In other words, due to this structure of the patent system, companies may be hamstrung into using quick and dirty experiments to satisfy patent office criteria for the filing date, few of which may be “replicable” in later testing.

To be clear, Freilich’s research focused on patents in the life sciences, so the findings probably won’t apply to manufacturing or technology. However, the patent system is the same for every industry, which implies that many patents may be based on questionable evidence.

Patent examining officials aren’t stupid. They won’t be allowing weak applications to pass under their noses. So, what’s going on?

Because of the “first to file” system, companies often use a shotgun approach when submitting a provisional idea. They will have a rough concept but won’t be sure what the final model might look like.

Out of 20 or 30 possible versions added into the filing, only one or two will turn into a formal patent with all the bells and whistles of a solid, commercialisable invention. That’s probably why it appears there are so many filings that have little evidence backing them up – they weren’t supposed to.

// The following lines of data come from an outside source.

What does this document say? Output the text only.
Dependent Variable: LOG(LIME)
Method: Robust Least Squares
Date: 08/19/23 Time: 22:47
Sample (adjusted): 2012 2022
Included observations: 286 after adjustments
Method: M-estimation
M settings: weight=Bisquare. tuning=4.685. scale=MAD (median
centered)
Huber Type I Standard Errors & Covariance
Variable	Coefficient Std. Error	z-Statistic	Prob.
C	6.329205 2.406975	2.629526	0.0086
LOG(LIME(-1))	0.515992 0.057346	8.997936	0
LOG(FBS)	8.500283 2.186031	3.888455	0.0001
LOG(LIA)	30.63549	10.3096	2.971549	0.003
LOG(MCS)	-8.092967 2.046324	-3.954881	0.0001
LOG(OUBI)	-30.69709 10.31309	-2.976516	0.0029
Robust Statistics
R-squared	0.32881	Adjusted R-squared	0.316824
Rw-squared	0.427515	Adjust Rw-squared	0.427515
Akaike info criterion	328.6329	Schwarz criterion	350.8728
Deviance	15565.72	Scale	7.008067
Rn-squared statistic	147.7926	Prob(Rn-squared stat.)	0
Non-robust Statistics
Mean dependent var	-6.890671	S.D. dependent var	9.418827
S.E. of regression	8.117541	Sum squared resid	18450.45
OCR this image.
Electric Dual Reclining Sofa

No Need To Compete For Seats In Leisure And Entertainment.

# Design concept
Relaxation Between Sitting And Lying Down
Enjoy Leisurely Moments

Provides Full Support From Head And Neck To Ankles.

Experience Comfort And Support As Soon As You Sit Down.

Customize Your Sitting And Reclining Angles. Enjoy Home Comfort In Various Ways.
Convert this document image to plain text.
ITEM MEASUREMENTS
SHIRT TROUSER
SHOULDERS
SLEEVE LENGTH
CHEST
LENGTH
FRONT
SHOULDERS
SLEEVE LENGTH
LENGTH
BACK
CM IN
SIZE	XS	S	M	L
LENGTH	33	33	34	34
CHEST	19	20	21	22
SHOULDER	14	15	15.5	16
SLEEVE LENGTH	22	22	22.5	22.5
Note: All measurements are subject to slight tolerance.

The full journey to register a patent family can cost upward of $US1 million in fees to maintain and/or defend the patent family over its lifetime. So, the plan is usually to put a pin in many broad versions of the idea early on, and then double down on a final iteration when the testing is complete. Of course, from the outside, this would look like 29 failed patents for one success.

Many companies think of patents as a kind of force field protecting them from competition for a period. To release a new idea without such a shield would be like turning up to a gunfight with a knife, or so goes the conventional wisdom.

The promise of monopoly certainly incentivises innovation. After all, the deal a company makes with a government when filing a patent is to fully disclose the ‘best method’ to get their invention to work. In return, the government attaches property rights to the idea which lets the inventor exclude others from making, selling, or using the invention for a given time.

The patent system makes sense because the moment a new idea enters a market, rival engineers will begin working on alternatives that are better, less expensive and more reliable. And every single one of those ideas will also be defended with patents. It’s an arms race.

There’s a time and place for patents, but they aren’t a default strategy. Thomas Jefferson thought patents were bad – until he started inventing dumbwaiters and plant hybrids and filed his own patents which exposed how useful they were.

Applying for a patent can be a complex and expensive process. But there are other paths to commercialisation. For example, exclusivity doesn’t really matter for the strategy of licensing.

In fact, all the established players are licensed to each other’s patents in some form. Even Microsoft is a licensee of Apple’s software, and vice versa. The logic behind a licensing strategy is that it’s generally better for everyone (including the public) if the players fight it out in the market, not in court.